Kadang ada kakak sepupu yang membawa gulai itiak asli ke pertemuan lebaran kami. Maksud saya asli adalah karena gulai itiak itu didatangkan dari kampung halaman leluhur kami, Kotogadang. Saya ikut makan, dan, ya ampun! Rasanya memang beda! Belum pernah merasakan yang seenak itu! Kami semua sepakat bahwa ada faktor-faktor tertentu yang mempengaruhinya. Air dan tanah tempat tumbuhnya cabai dan berbagai bumbu serta yang menjadi lingkungan hidup bebeknya, berbeda dengan yang di Jabodetabek. Karena itu, rasanya berbeda!—ini adalah hasil diskusi yang berlangsung sambil makan bebek ijo, dan terjadi di setiap lebaran.

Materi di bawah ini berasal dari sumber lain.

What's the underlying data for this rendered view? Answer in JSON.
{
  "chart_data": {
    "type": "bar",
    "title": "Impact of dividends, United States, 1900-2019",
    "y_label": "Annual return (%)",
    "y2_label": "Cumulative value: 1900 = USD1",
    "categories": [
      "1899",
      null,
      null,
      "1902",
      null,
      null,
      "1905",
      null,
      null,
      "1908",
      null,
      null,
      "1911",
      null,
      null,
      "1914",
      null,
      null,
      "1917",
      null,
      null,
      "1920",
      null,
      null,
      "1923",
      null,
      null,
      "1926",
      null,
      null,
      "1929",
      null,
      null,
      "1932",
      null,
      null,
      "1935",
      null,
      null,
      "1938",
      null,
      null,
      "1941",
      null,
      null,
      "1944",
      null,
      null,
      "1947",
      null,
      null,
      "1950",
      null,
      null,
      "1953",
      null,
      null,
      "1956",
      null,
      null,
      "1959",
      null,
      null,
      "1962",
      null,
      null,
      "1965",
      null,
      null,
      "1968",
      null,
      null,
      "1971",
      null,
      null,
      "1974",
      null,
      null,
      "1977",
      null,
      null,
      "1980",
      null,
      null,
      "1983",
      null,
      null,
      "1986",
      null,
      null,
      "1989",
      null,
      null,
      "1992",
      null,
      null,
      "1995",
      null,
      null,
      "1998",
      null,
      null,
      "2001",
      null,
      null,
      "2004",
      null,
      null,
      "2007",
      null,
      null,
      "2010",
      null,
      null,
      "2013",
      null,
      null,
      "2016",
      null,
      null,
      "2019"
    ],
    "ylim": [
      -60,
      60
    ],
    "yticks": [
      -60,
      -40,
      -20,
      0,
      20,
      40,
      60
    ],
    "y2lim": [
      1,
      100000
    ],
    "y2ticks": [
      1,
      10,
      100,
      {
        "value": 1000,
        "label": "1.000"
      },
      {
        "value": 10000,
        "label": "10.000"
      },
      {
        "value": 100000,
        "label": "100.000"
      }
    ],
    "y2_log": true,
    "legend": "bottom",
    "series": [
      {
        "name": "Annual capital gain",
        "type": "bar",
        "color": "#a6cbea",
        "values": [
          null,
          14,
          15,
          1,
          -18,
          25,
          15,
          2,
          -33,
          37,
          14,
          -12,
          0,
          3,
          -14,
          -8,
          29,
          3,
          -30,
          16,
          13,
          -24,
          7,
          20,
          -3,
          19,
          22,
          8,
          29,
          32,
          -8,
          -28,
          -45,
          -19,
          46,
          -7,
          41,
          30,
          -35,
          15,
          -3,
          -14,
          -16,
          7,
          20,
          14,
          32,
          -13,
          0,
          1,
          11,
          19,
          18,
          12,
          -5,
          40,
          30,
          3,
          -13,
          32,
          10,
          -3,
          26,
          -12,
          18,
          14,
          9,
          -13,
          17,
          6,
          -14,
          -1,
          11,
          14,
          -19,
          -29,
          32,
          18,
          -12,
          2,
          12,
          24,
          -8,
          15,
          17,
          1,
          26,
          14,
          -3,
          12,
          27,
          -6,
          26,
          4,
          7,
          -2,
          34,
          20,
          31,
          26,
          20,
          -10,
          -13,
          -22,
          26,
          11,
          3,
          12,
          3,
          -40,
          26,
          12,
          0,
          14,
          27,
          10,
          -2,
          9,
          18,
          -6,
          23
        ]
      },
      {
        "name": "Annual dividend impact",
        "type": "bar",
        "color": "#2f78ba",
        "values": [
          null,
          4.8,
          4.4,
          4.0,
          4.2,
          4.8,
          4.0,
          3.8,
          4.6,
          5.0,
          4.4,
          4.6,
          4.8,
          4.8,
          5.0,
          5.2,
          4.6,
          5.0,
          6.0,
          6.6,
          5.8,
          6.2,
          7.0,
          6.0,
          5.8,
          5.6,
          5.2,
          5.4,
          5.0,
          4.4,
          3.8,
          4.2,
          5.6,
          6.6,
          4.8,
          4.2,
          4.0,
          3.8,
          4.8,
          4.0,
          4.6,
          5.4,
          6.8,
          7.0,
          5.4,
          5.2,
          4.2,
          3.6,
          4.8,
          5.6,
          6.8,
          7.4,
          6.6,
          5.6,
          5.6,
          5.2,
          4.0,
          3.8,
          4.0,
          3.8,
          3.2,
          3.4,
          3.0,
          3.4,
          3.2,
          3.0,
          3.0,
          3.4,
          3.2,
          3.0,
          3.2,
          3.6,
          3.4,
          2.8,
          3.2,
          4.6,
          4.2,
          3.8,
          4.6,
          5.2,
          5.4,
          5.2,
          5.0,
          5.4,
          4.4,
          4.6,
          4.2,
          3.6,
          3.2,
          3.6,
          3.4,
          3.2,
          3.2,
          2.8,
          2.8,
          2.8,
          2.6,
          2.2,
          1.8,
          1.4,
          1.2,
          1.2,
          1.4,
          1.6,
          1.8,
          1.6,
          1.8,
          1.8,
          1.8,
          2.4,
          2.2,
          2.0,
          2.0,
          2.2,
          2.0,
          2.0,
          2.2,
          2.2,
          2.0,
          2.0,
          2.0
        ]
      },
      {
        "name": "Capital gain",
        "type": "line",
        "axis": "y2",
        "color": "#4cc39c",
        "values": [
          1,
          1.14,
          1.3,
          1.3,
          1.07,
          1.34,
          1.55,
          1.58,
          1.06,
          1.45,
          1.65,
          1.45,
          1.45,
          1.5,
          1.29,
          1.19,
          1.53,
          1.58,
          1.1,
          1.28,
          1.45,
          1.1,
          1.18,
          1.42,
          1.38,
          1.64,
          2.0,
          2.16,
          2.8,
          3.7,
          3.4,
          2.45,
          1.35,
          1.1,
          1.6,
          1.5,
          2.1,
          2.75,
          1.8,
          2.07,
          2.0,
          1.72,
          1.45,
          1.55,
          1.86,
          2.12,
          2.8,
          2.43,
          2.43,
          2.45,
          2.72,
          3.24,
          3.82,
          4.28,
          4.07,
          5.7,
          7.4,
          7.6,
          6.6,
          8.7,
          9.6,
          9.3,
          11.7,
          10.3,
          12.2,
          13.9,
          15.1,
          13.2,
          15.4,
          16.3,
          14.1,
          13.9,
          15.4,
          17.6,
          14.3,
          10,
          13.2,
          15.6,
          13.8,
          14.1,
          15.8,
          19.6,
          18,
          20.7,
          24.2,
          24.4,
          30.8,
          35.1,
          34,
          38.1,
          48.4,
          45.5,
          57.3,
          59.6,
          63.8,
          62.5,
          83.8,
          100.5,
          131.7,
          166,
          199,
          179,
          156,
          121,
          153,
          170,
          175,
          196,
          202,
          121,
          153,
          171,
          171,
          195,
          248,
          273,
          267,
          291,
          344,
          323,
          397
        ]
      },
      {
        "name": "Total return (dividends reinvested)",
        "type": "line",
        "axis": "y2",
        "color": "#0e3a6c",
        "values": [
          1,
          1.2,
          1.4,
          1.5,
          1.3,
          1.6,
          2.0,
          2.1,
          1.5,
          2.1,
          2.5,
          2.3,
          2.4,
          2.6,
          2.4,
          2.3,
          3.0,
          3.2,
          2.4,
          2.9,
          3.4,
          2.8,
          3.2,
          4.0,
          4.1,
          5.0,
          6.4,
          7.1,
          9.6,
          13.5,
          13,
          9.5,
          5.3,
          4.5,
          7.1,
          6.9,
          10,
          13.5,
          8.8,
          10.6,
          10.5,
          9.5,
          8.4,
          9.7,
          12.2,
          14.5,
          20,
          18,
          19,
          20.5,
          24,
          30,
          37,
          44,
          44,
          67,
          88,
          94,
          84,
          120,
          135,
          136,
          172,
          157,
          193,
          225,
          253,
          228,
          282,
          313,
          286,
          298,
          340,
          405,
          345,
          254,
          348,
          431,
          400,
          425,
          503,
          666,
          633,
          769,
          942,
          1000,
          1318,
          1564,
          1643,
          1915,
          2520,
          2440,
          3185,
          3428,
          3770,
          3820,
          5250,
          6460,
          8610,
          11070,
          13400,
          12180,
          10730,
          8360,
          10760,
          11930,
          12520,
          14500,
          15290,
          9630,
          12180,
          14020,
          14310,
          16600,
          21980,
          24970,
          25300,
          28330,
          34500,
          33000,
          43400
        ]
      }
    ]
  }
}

Orang Minangkabau—atau yang secara salah kaprah sering disebut sebagai orang Padang—kebanggaan hari rayanya adalah rendang. Tapi, buat kami yang dari Kotogadang ya tentu saja bebek ijo. Para pendatang di keluarga besar kami—mereka yang menikahi anggota keluarga besar kami—awalnya lumayan kaget akan makanan khas ini. Tapi, dipastikan semua akan jadi jatuh suka. Demikian pula anak-anaknya. Anak dari adik saya sewaktu dia kecil tak suka akan makanan pedas. Tapi, saat ada kesempatan makan bebek ijo, dia rela kepedasan setengah mati. Makanan yang satu ini memang unik.
Kesukaan saya pada makanan khas kampung halaman ayah saya itu sempat juga saya tularkan ke teman-teman. Ada seorang teman yang telah menjadi vegetarian, tapi karena sudah pernah merasakan nikmatnya gulai itiak, khusus untuk makanan yang satu itu dia tetap mau makan.
Perlahan pendapat orang tentang bebek pun berubah. Tak lagi jijik. Bahkan, sekarang bebek sudah umum sebagai pilihan kuliner Nusantara. Sejajar dengan ayam. Menguntungkan buat pecinta gulai itiak, karena sekarang nyaris bisa pesan ke pembuat kapan saja. Tak harus menunggu ada yang bisa mengejar bebek di sawah orang.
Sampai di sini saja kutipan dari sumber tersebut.